Neeti Managing Director, Private Wealth Management Investment Management division, New York
The most interesting part of my job is the constant intellectual stimulation.
I am a managing director in the Investment Strategy Group (ISG) for Private Wealth Management. ISG helps provide objective, tailored and analytically rigorous investment advice for high net worth clients. Specifically, I focus on identifying and analyzing interesting tactical opportunities across all major asset classes such as equities, commodities etc.
My activities include reading research ranging from broad macro to industry-specific issues, building and monitoring screens that help track different factors that we believe are key drivers of returns, and talking to experts in different arenas – essentially doing a more in-depth analysis of different investment themes. I am part of a talented, motivated team where each member brings a unique perspective to the table as we all come from different backgrounds. As you can imagine, we enjoy some extremely lively discussions!
The most interesting part of my job is the constant intellectual stimulation – reading, talking to a variety of really smart people (ranging from strategists, political analysts, economists etc.), and trying to identify the key themes that are likely to drive asset prices over the medium term. I also really enjoy spending time with our clients who often tend to provide real life perspectives on the issues that we are considering and are often a great inspiration for new ideas.
The most challenging part of my job is juggling multiple responsibilities. One of the things I am trying to do better is to learn to let go and delegate more – although it may be harder to ask someone else to do something and then manage that process rather than to do it yourself, there is nothing more rewarding. Also, it creates a tremendous amount of leverage and efficiency within the team.

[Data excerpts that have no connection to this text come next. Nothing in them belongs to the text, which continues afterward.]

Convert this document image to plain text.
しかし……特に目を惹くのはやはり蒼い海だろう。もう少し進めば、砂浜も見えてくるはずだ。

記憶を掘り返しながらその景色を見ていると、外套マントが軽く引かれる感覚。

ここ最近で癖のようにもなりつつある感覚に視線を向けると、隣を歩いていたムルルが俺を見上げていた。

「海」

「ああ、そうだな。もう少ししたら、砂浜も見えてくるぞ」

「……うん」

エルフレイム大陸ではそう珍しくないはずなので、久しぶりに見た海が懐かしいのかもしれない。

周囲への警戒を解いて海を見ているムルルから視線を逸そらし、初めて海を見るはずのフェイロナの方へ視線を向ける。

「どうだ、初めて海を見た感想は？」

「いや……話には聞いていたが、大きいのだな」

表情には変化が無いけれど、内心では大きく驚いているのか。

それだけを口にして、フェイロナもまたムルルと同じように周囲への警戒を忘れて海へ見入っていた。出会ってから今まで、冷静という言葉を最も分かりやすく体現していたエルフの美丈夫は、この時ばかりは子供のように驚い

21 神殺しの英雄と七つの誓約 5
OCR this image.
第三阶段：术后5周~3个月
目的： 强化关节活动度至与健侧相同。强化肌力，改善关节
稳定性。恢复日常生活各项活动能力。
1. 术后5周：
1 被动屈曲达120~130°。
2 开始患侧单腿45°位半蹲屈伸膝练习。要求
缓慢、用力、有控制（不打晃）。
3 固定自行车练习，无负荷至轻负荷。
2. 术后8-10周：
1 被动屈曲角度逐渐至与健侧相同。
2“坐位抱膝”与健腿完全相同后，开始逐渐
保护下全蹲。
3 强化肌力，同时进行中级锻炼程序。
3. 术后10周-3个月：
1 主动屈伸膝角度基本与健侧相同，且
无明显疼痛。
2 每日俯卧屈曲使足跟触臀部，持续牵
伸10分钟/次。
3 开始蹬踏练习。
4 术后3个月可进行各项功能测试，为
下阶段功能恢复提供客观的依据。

There are so many rewarding aspects to my job: constant intellectual stimulation, exposure to and learning from a global, diverse set of people, working with really smart, thoughtful, proactive people on a daily basis, helping to shape the career paths of young people, watching them become more confident and empowered to question conventional thinking. In addition, it is immensely rewarding to make a recommendation that, for example, either went against consensus at the time or identified a new theme, and watch it add tremendous value to our clients' portfolios!
I came to Goldman Sachs through campus recruiting at Oxford University. Like other business school graduates at the time, I was interviewing with the usual suspects in consultancy firms and investment banks. Goldman Sachs was my first investment banking interview. After my interviews at Goldman Sachs, I hoped that I would get an offer because the interview process felt so much “more me” than my consultancy interviews had. Fortunately for me, I did get an offer and I did not proceed further with any of my other interviews.
My impression of the first few days here was incredibly positive but somewhat intimidating too. I was surrounded by all these incredibly smart, motivated, high-energy people who were willing to go out of their way to help me settle in and feel comfortable. I also remember feeling somewhat useless for the first few days because everyone seemed to have a purpose, while I was still waiting to be staffed. At that point, people would stop by, introduce themselves and tell me to enjoy it while it lasted – boy, were they right!
Ten years ago, growing up in Kenya, I had not even heard of Goldman Sachs. However, I have always had a passion for markets and investments. Even in school, my favorite subjects were macro economics especially currencies, international trade, equity market analysis and understanding what drove bubbles and busts in financial markets. Thus, while I did not think I would be working at Goldman Sachs, I did expect to be working in this field. I feel incredibly fortunate to be doing what I am passionate about at a firm such as ours.
In this competitive landscape, having good grades is just an order qualifier, not an order winner. I think it’s essential for anyone interested in a career in finance to read broadly, to travel and expose yourself to different cultures and experiences, and to learn to question conventional wisdom. I don’t think there’s been a more exciting time to be in finance – globalization and democratization are changing the lives of billions of people whose incomes and standards of living are rising. Being a part of this change and identifying opportunities therein requires a tool kit that is much broader than what we learn in the classrooms.